Mary Knox Merrill/The Christian Science Monitor/File
One woman works at her cubicle desk while another makes copies on a copy machine at Z Corporation headquarters in Burlington, Mass., in 2010. While it is easy to compare yourself to others when it comes to money matters, Hamm says you should focus on your own financial success — not that of your neighbor's or friend's.

Don’t spend a second worrying about what kind of financial success someone else has achieved. Be happy for them, but don’t waste even an ounce of your energy using it as a benchmark.

The only benchmark that matters is whether or not you’re in a better place than you were a year ago.

It doesn’t matter what stuff your best friend has. If they’re made happy by the things that they have, that’s cool.

The only thing that matters is whether or not you get personal fulfillment out of the elements of your life.

Measuring yourself against a standard – or “keeping score” – is an incredibly powerful way to motivate yourself to improve, but putting that yardstick up against someone else, while potentially motivating in some ways, often gives you a very poor picture of your own success.

When you compare against someone else, you aren’t just comparing something as narrow as “possessions” or “net worth.” You’re comparing so many other factors, many of which you have no control over. You’re comparing health. You’re comparing genetics. You’re comparing families.

The comparison isn’t fair to either one of you and, honestly, it’s kind of meaningless.

You can’t compare your professional success to someone whose brother hired him and helped him climb the corporate ladder.

You can’t compare your financial success to someone whose parents paid for their full college education and bought their home for them.

You can’t compare creative success to someone who has been training since age four to be a concert pianist in a home environment that’s geared around music.

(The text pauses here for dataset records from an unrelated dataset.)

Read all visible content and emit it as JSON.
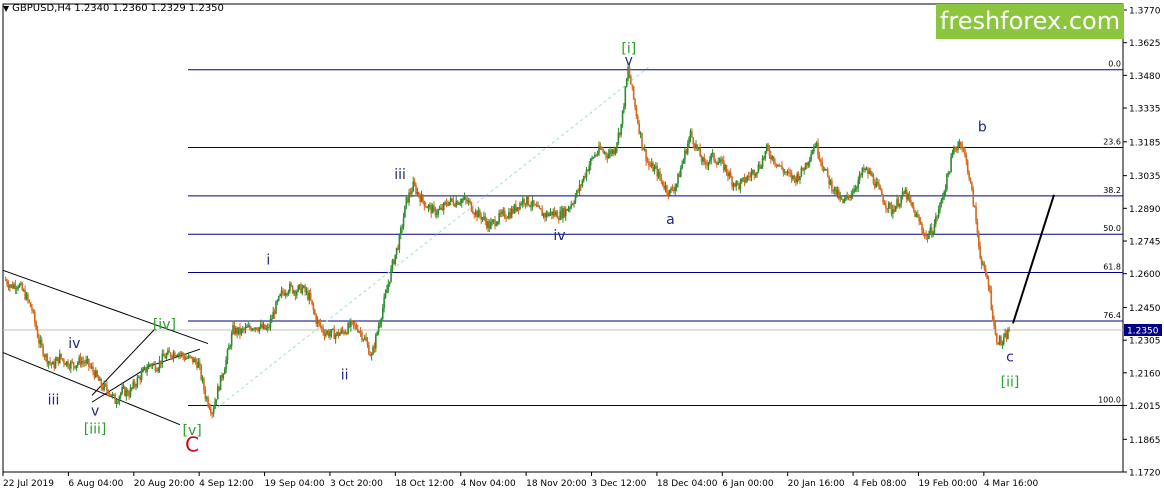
{
  "header": {
    "dropdown_icon": "triangle-down-icon",
    "symbol_info": "GBPUSD,H4  1.2340 1.2360 1.2329 1.2350"
  },
  "brand": {
    "text": "freshforex.com",
    "color": "#8cc63f"
  },
  "chart_data": {
    "type": "candlestick",
    "ylim": [
      1.172,
      1.377
    ],
    "y_ticks": [
      "1.3770",
      "1.3625",
      "1.3480",
      "1.3335",
      "1.3185",
      "1.3035",
      "1.2890",
      "1.2745",
      "1.2600",
      "1.2450",
      "1.2305",
      "1.2160",
      "1.2015",
      "1.1865",
      "1.1720"
    ],
    "y_tick_values": [
      1.377,
      1.3625,
      1.348,
      1.3335,
      1.3185,
      1.3035,
      1.289,
      1.2745,
      1.26,
      1.245,
      1.2305,
      1.216,
      1.2015,
      1.1865,
      1.172
    ],
    "x_ticks": [
      "22 Jul 2019",
      "6 Aug 04:00",
      "20 Aug 20:00",
      "4 Sep 12:00",
      "19 Sep 04:00",
      "3 Oct 20:00",
      "18 Oct 12:00",
      "4 Nov 04:00",
      "18 Nov 20:00",
      "3 Dec 12:00",
      "18 Dec 04:00",
      "6 Jan 00:00",
      "20 Jan 16:00",
      "4 Feb 08:00",
      "19 Feb 00:00",
      "4 Mar 16:00"
    ],
    "current_price": "1.2350",
    "fibonacci_levels": [
      {
        "label": "0.0",
        "price": 1.3505
      },
      {
        "label": "23.6",
        "price": 1.316
      },
      {
        "label": "38.2",
        "price": 1.2945
      },
      {
        "label": "50.0",
        "price": 1.2775
      },
      {
        "label": "61.8",
        "price": 1.2605
      },
      {
        "label": "76.4",
        "price": 1.239
      },
      {
        "label": "100.0",
        "price": 1.2015
      }
    ],
    "price_path": [
      [
        0,
        1.2575
      ],
      [
        1,
        1.2545
      ],
      [
        2,
        1.2555
      ],
      [
        3,
        1.2505
      ],
      [
        4,
        1.244
      ],
      [
        5,
        1.23
      ],
      [
        6,
        1.223
      ],
      [
        7,
        1.219
      ],
      [
        8,
        1.223
      ],
      [
        9,
        1.2205
      ],
      [
        10,
        1.2195
      ],
      [
        11,
        1.2215
      ],
      [
        12,
        1.22
      ],
      [
        13,
        1.216
      ],
      [
        14,
        1.21
      ],
      [
        15,
        1.2085
      ],
      [
        16,
        1.2035
      ],
      [
        17,
        1.208
      ],
      [
        18,
        1.207
      ],
      [
        19,
        1.212
      ],
      [
        20,
        1.216
      ],
      [
        21,
        1.22
      ],
      [
        22,
        1.219
      ],
      [
        23,
        1.223
      ],
      [
        24,
        1.2245
      ],
      [
        25,
        1.2255
      ],
      [
        26,
        1.223
      ],
      [
        27,
        1.222
      ],
      [
        28,
        1.22
      ],
      [
        29,
        1.206
      ],
      [
        30,
        1.199
      ],
      [
        31,
        1.2105
      ],
      [
        32,
        1.2215
      ],
      [
        33,
        1.235
      ],
      [
        34,
        1.234
      ],
      [
        35,
        1.2355
      ],
      [
        36,
        1.237
      ],
      [
        37,
        1.236
      ],
      [
        38,
        1.235
      ],
      [
        39,
        1.244
      ],
      [
        40,
        1.251
      ],
      [
        41,
        1.254
      ],
      [
        42,
        1.2525
      ],
      [
        43,
        1.2535
      ],
      [
        44,
        1.2495
      ],
      [
        45,
        1.2395
      ],
      [
        46,
        1.2345
      ],
      [
        47,
        1.2335
      ],
      [
        48,
        1.233
      ],
      [
        49,
        1.2345
      ],
      [
        50,
        1.237
      ],
      [
        51,
        1.236
      ],
      [
        52,
        1.231
      ],
      [
        53,
        1.223
      ],
      [
        54,
        1.237
      ],
      [
        55,
        1.25
      ],
      [
        56,
        1.264
      ],
      [
        57,
        1.275
      ],
      [
        58,
        1.292
      ],
      [
        59,
        1.299
      ],
      [
        60,
        1.294
      ],
      [
        61,
        1.29
      ],
      [
        62,
        1.2875
      ],
      [
        63,
        1.288
      ],
      [
        64,
        1.292
      ],
      [
        65,
        1.292
      ],
      [
        66,
        1.293
      ],
      [
        67,
        1.2915
      ],
      [
        68,
        1.287
      ],
      [
        69,
        1.285
      ],
      [
        70,
        1.281
      ],
      [
        71,
        1.284
      ],
      [
        72,
        1.286
      ],
      [
        73,
        1.287
      ],
      [
        74,
        1.29
      ],
      [
        75,
        1.293
      ],
      [
        76,
        1.291
      ],
      [
        77,
        1.288
      ],
      [
        78,
        1.286
      ],
      [
        79,
        1.287
      ],
      [
        80,
        1.286
      ],
      [
        81,
        1.288
      ],
      [
        82,
        1.292
      ],
      [
        83,
        1.298
      ],
      [
        84,
        1.306
      ],
      [
        85,
        1.312
      ],
      [
        86,
        1.315
      ],
      [
        87,
        1.313
      ],
      [
        88,
        1.315
      ],
      [
        89,
        1.326
      ],
      [
        90,
        1.351
      ],
      [
        91,
        1.334
      ],
      [
        92,
        1.318
      ],
      [
        93,
        1.308
      ],
      [
        94,
        1.306
      ],
      [
        95,
        1.3
      ],
      [
        96,
        1.296
      ],
      [
        97,
        1.3
      ],
      [
        98,
        1.311
      ],
      [
        99,
        1.322
      ],
      [
        100,
        1.315
      ],
      [
        101,
        1.308
      ],
      [
        102,
        1.312
      ],
      [
        103,
        1.31
      ],
      [
        104,
        1.307
      ],
      [
        105,
        1.301
      ],
      [
        106,
        1.299
      ],
      [
        107,
        1.302
      ],
      [
        108,
        1.305
      ],
      [
        109,
        1.308
      ],
      [
        110,
        1.315
      ],
      [
        111,
        1.311
      ],
      [
        112,
        1.307
      ],
      [
        113,
        1.304
      ],
      [
        114,
        1.302
      ],
      [
        115,
        1.305
      ],
      [
        116,
        1.311
      ],
      [
        117,
        1.318
      ],
      [
        118,
        1.309
      ],
      [
        119,
        1.301
      ],
      [
        120,
        1.296
      ],
      [
        121,
        1.291
      ],
      [
        122,
        1.295
      ],
      [
        123,
        1.3
      ],
      [
        124,
        1.306
      ],
      [
        125,
        1.304
      ],
      [
        126,
        1.298
      ],
      [
        127,
        1.292
      ],
      [
        128,
        1.288
      ],
      [
        129,
        1.292
      ],
      [
        130,
        1.296
      ],
      [
        131,
        1.289
      ],
      [
        132,
        1.283
      ],
      [
        133,
        1.276
      ],
      [
        134,
        1.28
      ],
      [
        135,
        1.29
      ],
      [
        136,
        1.302
      ],
      [
        137,
        1.315
      ],
      [
        138,
        1.319
      ],
      [
        139,
        1.307
      ],
      [
        140,
        1.288
      ],
      [
        141,
        1.264
      ],
      [
        142,
        1.256
      ],
      [
        143,
        1.232
      ],
      [
        144,
        1.229
      ],
      [
        145,
        1.235
      ]
    ],
    "wave_labels": [
      {
        "text": "[i]",
        "color": "green",
        "x": 90,
        "y": 1.358
      },
      {
        "text": "v",
        "color": "navy",
        "x": 90,
        "y": 1.3525
      },
      {
        "text": "iii",
        "color": "navy",
        "x": 57,
        "y": 1.302
      },
      {
        "text": "i",
        "color": "navy",
        "x": 38,
        "y": 1.264
      },
      {
        "text": "ii",
        "color": "navy",
        "x": 49,
        "y": 1.213
      },
      {
        "text": "iv",
        "color": "navy",
        "x": 80,
        "y": 1.275
      },
      {
        "text": "a",
        "color": "navy",
        "x": 96,
        "y": 1.282
      },
      {
        "text": "b",
        "color": "navy",
        "x": 141,
        "y": 1.323
      },
      {
        "text": "c",
        "color": "navy",
        "x": 145,
        "y": 1.221
      },
      {
        "text": "[ii]",
        "color": "green",
        "x": 145,
        "y": 1.21
      },
      {
        "text": "iv",
        "color": "navy",
        "x": 10,
        "y": 1.227
      },
      {
        "text": "iii",
        "color": "navy",
        "x": 7,
        "y": 1.202
      },
      {
        "text": "v",
        "color": "navy",
        "x": 13,
        "y": 1.197
      },
      {
        "text": "[iii]",
        "color": "green",
        "x": 13,
        "y": 1.189
      },
      {
        "text": "[iv]",
        "color": "green",
        "x": 23,
        "y": 1.2355
      },
      {
        "text": "[v]",
        "color": "green",
        "x": 27,
        "y": 1.1885
      },
      {
        "text": "C",
        "color": "red",
        "x": 27,
        "y": 1.181
      }
    ]
  }
}
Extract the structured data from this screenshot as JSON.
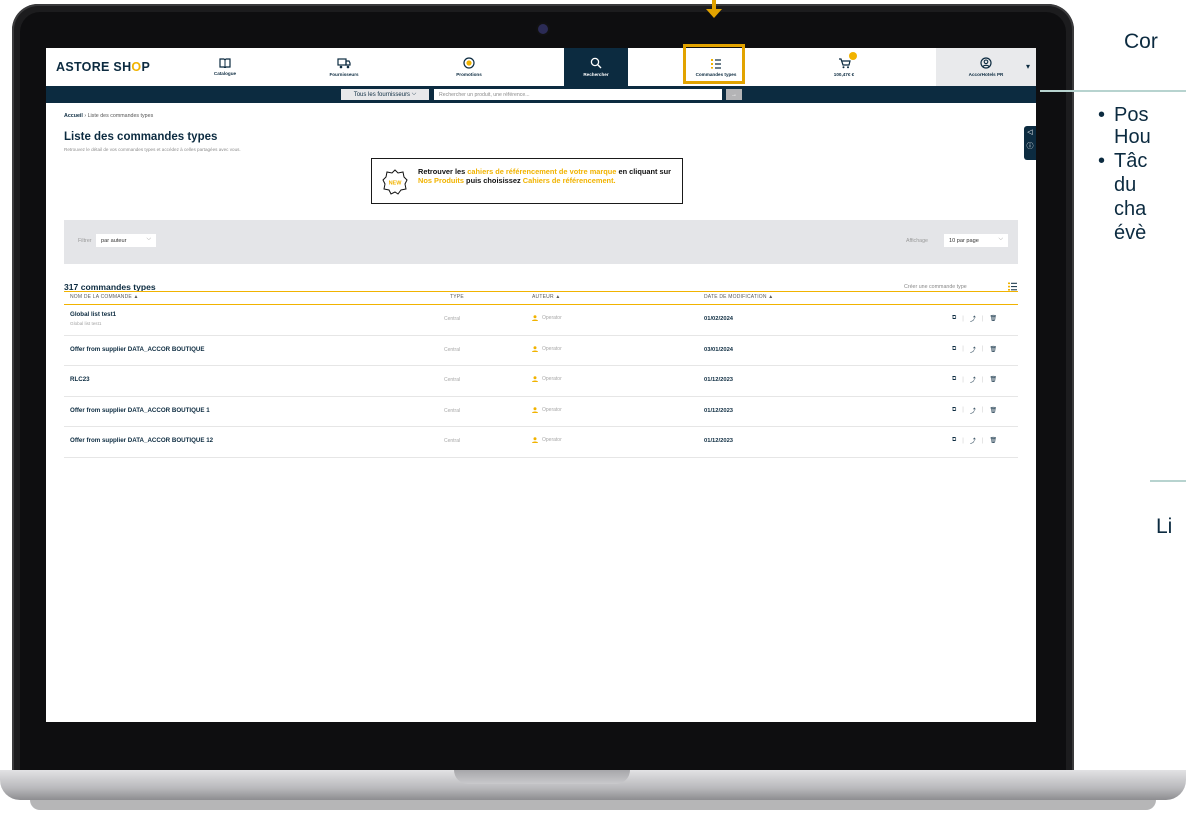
{
  "app": {
    "logo_prefix": "ASTORE SH",
    "logo_accent": "O",
    "logo_suffix": "P"
  },
  "nav": {
    "items": [
      {
        "label": "Catalogue",
        "icon": "book-icon"
      },
      {
        "label": "Fournisseurs",
        "icon": "truck-icon"
      },
      {
        "label": "Promotions",
        "icon": "percent-badge-icon"
      },
      {
        "label": "Rechercher",
        "icon": "search-icon"
      },
      {
        "label": "Commandes types",
        "icon": "list-icon"
      },
      {
        "label": "100,47€ €",
        "icon": "cart-icon"
      },
      {
        "label": "AccorHotels PR",
        "icon": "account-icon"
      }
    ]
  },
  "search": {
    "supplier_select": "Tous les fournisseurs",
    "placeholder": "Rechercher un produit, une référence...",
    "go": "→"
  },
  "page": {
    "breadcrumb_home": "Accueil",
    "breadcrumb_sep": " › ",
    "breadcrumb_current": "Liste des commandes types",
    "title": "Liste des commandes types",
    "subtitle": "Retrouvez le détail de vos commandes types et accédez à celles partagées avec vous."
  },
  "banner": {
    "t1": "Retrouver les ",
    "t2": "cahiers de référencement de votre marque",
    "t3": " en cliquant sur ",
    "t4": "Nos Produits",
    "t5": " puis choisissez ",
    "t6": "Cahiers de référencement",
    "t7": ".",
    "badge": "NEW"
  },
  "filters": {
    "label": "Filtrer",
    "value": "par auteur",
    "display_label": "Affichage",
    "display_value": "10 par page"
  },
  "list": {
    "count_title": "317 commandes types",
    "create_label": "Créer une commande type",
    "headers": {
      "name": "NOM DE LA COMMANDE ▲",
      "type": "TYPE",
      "author": "AUTEUR ▲",
      "date": "DATE DE MODIFICATION ▲"
    },
    "rows": [
      {
        "name": "Global list test1",
        "sub": "Global list test1",
        "type": "Central",
        "author": "Operator",
        "date": "01/02/2024"
      },
      {
        "name": "Offer from supplier DATA_ACCOR BOUTIQUE",
        "sub": "",
        "type": "Central",
        "author": "Operator",
        "date": "03/01/2024"
      },
      {
        "name": "RLC23",
        "sub": "",
        "type": "Central",
        "author": "Operator",
        "date": "01/12/2023"
      },
      {
        "name": "Offer from supplier DATA_ACCOR BOUTIQUE 1",
        "sub": "",
        "type": "Central",
        "author": "Operator",
        "date": "01/12/2023"
      },
      {
        "name": "Offer from supplier DATA_ACCOR BOUTIQUE 12",
        "sub": "",
        "type": "Central",
        "author": "Operator",
        "date": "01/12/2023"
      }
    ]
  },
  "side_panel": {
    "top_icon": "megaphone-icon",
    "bottom_icon": "info-icon"
  },
  "annotation": {
    "title_partial": "Cor",
    "bullet1_line1": "Pos",
    "bullet1_line2": "Hou",
    "bullet2_line1": "Tâc",
    "bullet2_line2": "du",
    "bullet2_line3": "cha",
    "bullet2_line4": "évè",
    "title2_partial": "Li",
    "highlight_color": "#e2a300"
  },
  "colors": {
    "brand_dark": "#0c2b40",
    "accent": "#f1b300"
  }
}
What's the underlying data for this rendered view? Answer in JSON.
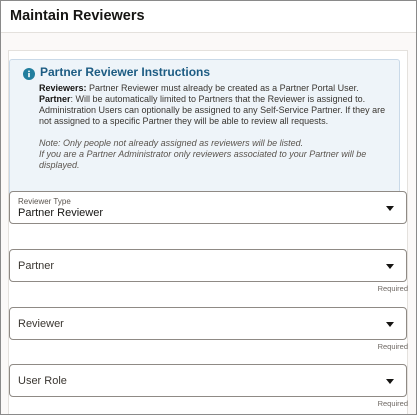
{
  "header": {
    "title": "Maintain Reviewers"
  },
  "instructions": {
    "icon": "info-icon",
    "title": "Partner Reviewer Instructions",
    "reviewers_label": "Reviewers:",
    "reviewers_text": " Partner Reviewer must already be created as a Partner Portal User.",
    "partner_label": "Partner",
    "partner_text": ": Will be automatically limited to Partners that the Reviewer is assigned to. Administration Users can optionally be assigned to any Self-Service Partner. If they are not assigned to a specific Partner they will be able to review all requests.",
    "note_line1": "Note: Only people not already assigned as reviewers will be listed.",
    "note_line2": "If you are a Partner Administrator only reviewers associated to your Partner will be displayed."
  },
  "fields": {
    "reviewer_type": {
      "label": "Reviewer Type",
      "value": "Partner Reviewer"
    },
    "partner": {
      "label": "Partner",
      "required": "Required"
    },
    "reviewer": {
      "label": "Reviewer",
      "required": "Required"
    },
    "user_role": {
      "label": "User Role",
      "required": "Required"
    }
  },
  "colors": {
    "accent": "#1d5c83",
    "info_background": "#eef4f9",
    "info_icon": "#227e9e"
  }
}
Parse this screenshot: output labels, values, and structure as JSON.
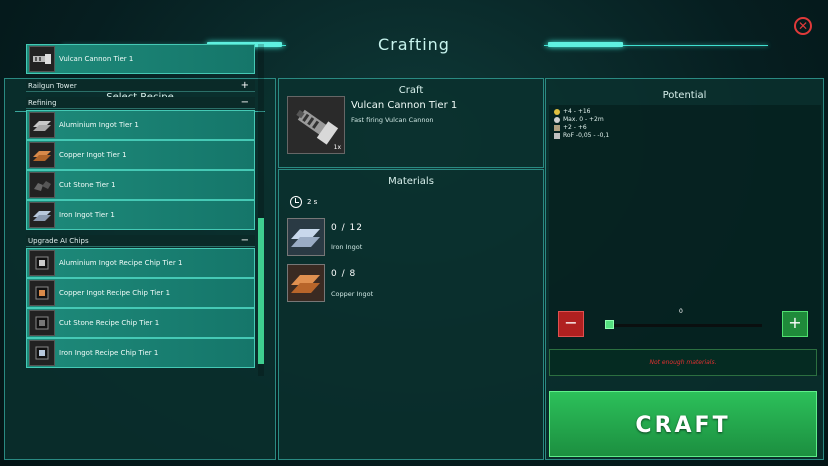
{
  "window": {
    "title": "Crafting",
    "close_label": "✕"
  },
  "left": {
    "title": "Select Recipe",
    "top_item": {
      "label": "Vulcan Cannon Tier 1",
      "icon": "vulcan-cannon-icon"
    },
    "categories": [
      {
        "name": "Railgun Tower",
        "sign": "+",
        "expanded": false
      },
      {
        "name": "Refining",
        "sign": "−",
        "expanded": true,
        "items": [
          {
            "label": "Aluminium Ingot Tier 1",
            "icon": "aluminium-ingot-icon"
          },
          {
            "label": "Copper Ingot Tier 1",
            "icon": "copper-ingot-icon"
          },
          {
            "label": "Cut Stone Tier 1",
            "icon": "cut-stone-icon"
          },
          {
            "label": "Iron Ingot Tier 1",
            "icon": "iron-ingot-icon"
          }
        ]
      },
      {
        "name": "Upgrade AI Chips",
        "sign": "−",
        "expanded": true,
        "items": [
          {
            "label": "Aluminium Ingot Recipe Chip Tier 1",
            "icon": "chip-icon"
          },
          {
            "label": "Copper Ingot Recipe Chip Tier 1",
            "icon": "chip-icon"
          },
          {
            "label": "Cut Stone Recipe Chip Tier 1",
            "icon": "chip-icon"
          },
          {
            "label": "Iron Ingot Recipe Chip Tier 1",
            "icon": "chip-icon"
          }
        ]
      }
    ]
  },
  "craft": {
    "title": "Craft",
    "item_name": "Vulcan Cannon Tier 1",
    "description": "Fast firing Vulcan Cannon",
    "quantity": "1x"
  },
  "materials": {
    "title": "Materials",
    "time": "2 s",
    "items": [
      {
        "count": "0 / 12",
        "name": "Iron Ingot",
        "color": "#9fb4cc"
      },
      {
        "count": "0 / 8",
        "name": "Copper Ingot",
        "color": "#c8773a"
      }
    ]
  },
  "potential": {
    "title": "Potential",
    "stats": [
      {
        "text": "+4 - +16",
        "color": "#e0c040"
      },
      {
        "text": "Max. 0 - +2m",
        "color": "#d0d0d0"
      },
      {
        "text": "+2 - +6",
        "color": "#b0a080"
      },
      {
        "text": "RoF -0,05 - -0,1",
        "color": "#c0c0c0"
      }
    ]
  },
  "controls": {
    "minus_label": "−",
    "plus_label": "+",
    "slider_value": "0",
    "warning": "Not enough materials.",
    "craft_label": "CRAFT"
  },
  "colors": {
    "accent": "#3fe0d0",
    "craft_green": "#2cc05a",
    "danger": "#e03030"
  }
}
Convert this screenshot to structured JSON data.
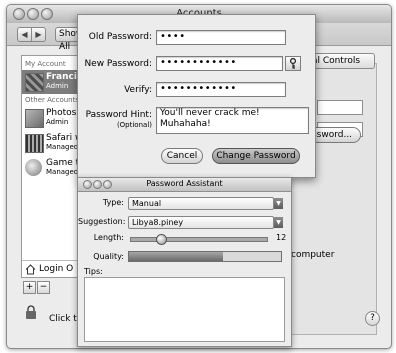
{
  "window": {
    "title": "Accounts"
  },
  "toolbar": {
    "back_label": "◀",
    "forward_label": "▶",
    "show_all_label": "Show All"
  },
  "sidebar": {
    "my_account_label": "My Account",
    "other_accounts_label": "Other Accounts",
    "accounts": [
      {
        "name": "Francis",
        "role": "Admin",
        "selected": true
      },
      {
        "name": "Photos",
        "role": "Admin",
        "selected": false
      },
      {
        "name": "Safari w",
        "role": "Managed",
        "selected": false
      },
      {
        "name": "Game ti",
        "role": "Managed",
        "selected": false
      }
    ],
    "login_options_label": "Login O",
    "add_label": "+",
    "remove_label": "−"
  },
  "panel": {
    "tab_label": "al Controls",
    "password_button_label": "ssword...",
    "computer_text": "computer"
  },
  "footer": {
    "lock_text": "Click the l",
    "help_label": "?"
  },
  "sheet": {
    "old_password_label": "Old Password:",
    "old_password_value": "••••",
    "new_password_label": "New Password:",
    "new_password_value": "••••••••••••",
    "verify_label": "Verify:",
    "verify_value": "••••••••••••",
    "hint_label": "Password Hint:",
    "hint_sublabel": "(Optional)",
    "hint_value": "You'll never crack me! Muhahaha!",
    "cancel_label": "Cancel",
    "change_label": "Change Password"
  },
  "assistant": {
    "title": "Password Assistant",
    "type_label": "Type:",
    "type_value": "Manual",
    "suggestion_label": "Suggestion:",
    "suggestion_value": "Libya8.piney",
    "length_label": "Length:",
    "length_value": "12",
    "length_fraction": 0.2,
    "quality_label": "Quality:",
    "quality_fraction": 0.62,
    "tips_label": "Tips:"
  }
}
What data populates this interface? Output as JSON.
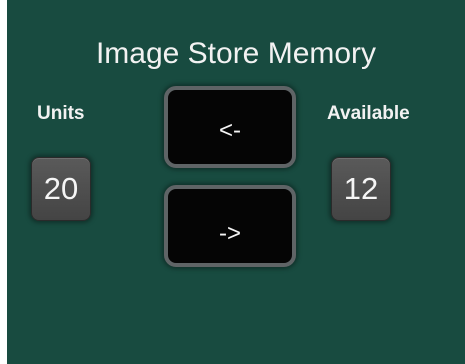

The only comparison that’s fair is you. With you, all of those things are the same. The person you were a year ago has the same health concerns, the same genetics, the same personal connections, the same career situation, the same family, and the same desires as you have.

The positive changes that have occurred in your life over that last year or those last five years are almost entirely due to your effort.

That effort is the real sign of success, nothing else. If you have put forth consistent effort, you will see progress.

If you want a measuring stick for your progress, it’s simple. Start keeping track of your own status – your net worth, your weight, your income, your career status, whatever it is – right now. Then, in a year or so, start using those older numbers as your measuring stick. Are you moving forward? That’s the measuring stick that matters.